Gerade weil die Besatzung eines Luftfahrzeugs im Falle eines Unfalls möglicherweise sofortige Hilfe benötigen und sich unter Umständen nicht selbst helfen kann, liegt es auf der Hand, dass beim Fliegen ohne Flugleiter zumindest eine für Rettung und Löschung sowie ggf. Alarmierung von weiteren Rettungskräften geeignete Person Start und Landung vor Ort zu beobachten hat, womit aber entgegen den Vorstellungen der Klägerseite keine „Freigabe“ von Start und Landung gemeint ist. Das gilt nicht anders bei Flugbewegungen durch besonders geschulte und mit den örtlichen Gegebenheiten vertraute Vereinsmitglieder.
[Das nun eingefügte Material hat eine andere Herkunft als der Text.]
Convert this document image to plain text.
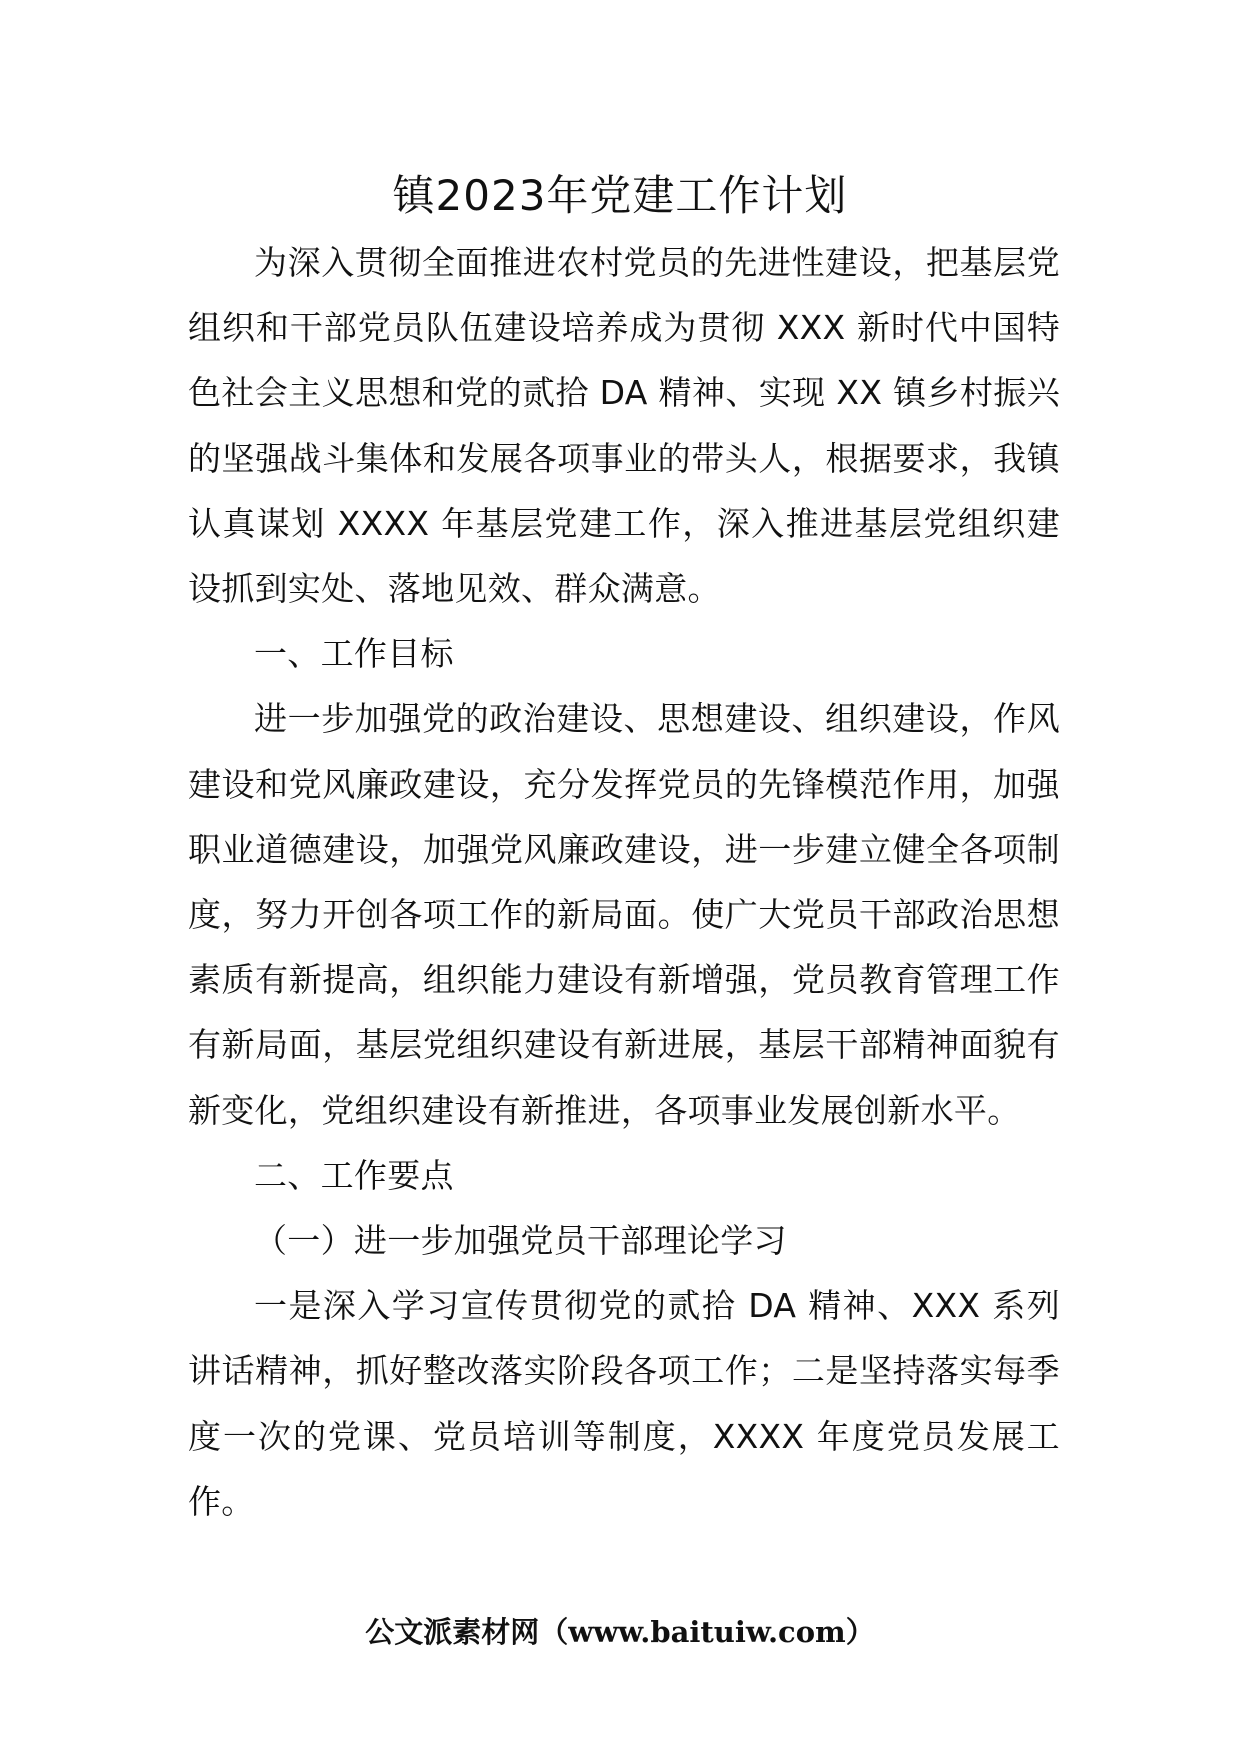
镇2023年党建工作计划

为深入贯彻全面推进农村党员的先进性建设，把基层党组织和干部党员队伍建设培养成为贯彻 XXX 新时代中国特色社会主义思想和党的贰拾 DA 精神、实现 XX 镇乡村振兴的坚强战斗集体和发展各项事业的带头人，根据要求，我镇认真谋划 XXXX 年基层党建工作，深入推进基层党组织建设抓到实处、落地见效、群众满意。

一、工作目标

进一步加强党的政治建设、思想建设、组织建设，作风建设和党风廉政建设，充分发挥党员的先锋模范作用，加强职业道德建设，加强党风廉政建设，进一步建立健全各项制度，努力开创各项工作的新局面。使广大党员干部政治思想素质有新提高，组织能力建设有新增强，党员教育管理工作有新局面，基层党组织建设有新进展，基层干部精神面貌有新变化，党组织建设有新推进，各项事业发展创新水平。

二、工作要点

（一）进一步加强党员干部理论学习

一是深入学习宣传贯彻党的贰拾 DA 精神、XXX 系列讲话精神，抓好整改落实阶段各项工作；二是坚持落实每季度一次的党课、党员培训等制度，XXXX 年度党员发展工作。

公文派素材网（www.baituiw.com）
So sei lediglich beispielhaft eine von der Bundesanstalt für Fluguntersuchung (BFU, verantwortlich: Martin Jost) für 2009/2010 erstellte Statistik über die prozentuale Verteilung von Unfällen auf „Start“, „Flug“, „unbekannt“ und „Landung“ erwähnt. Hieran ist zu erkennen, dass beim Motorflug Start (15 %) und Landung (54 %) und auch beim Segelflug Start (16 %) und Landung (73 %) besonders unfallträchtige Ereignisse darstellen. Wenngleich die Unfälle bei „Landung“ zum Teil Notlandungen außerhalb von Landeplätzen betreffen dürften, ist doch erkennbar, dass die Start- und Landephase eines Kleinflugzeugs/Segelflugzeugs besonders unfallträchtig ist (abrufbar unter www.bwlv.de/uploads/tx_bwlvdownloader/unfallstatistik_2010, Stand: 23.04.2015).

48

Dafür, dass die in Niedersachsen für Flugbewegungen auf Verkehrslandeplätzen außerhalb des regulären Flugbetriebs geforderten Sicherheitsanforderungen unangemessen hoch sind, ist nichts ersichtlich.

49

Die Kostenentscheidung folgt aus § 154 Abs. 1 VwGO. Die Entscheidung über die vorläufige Vollstreckbarkeit beruht auf § 167 VwGO in Verbindung mit § 708 Nr. 11 und § 711 Satz 1 und 2 ZPO.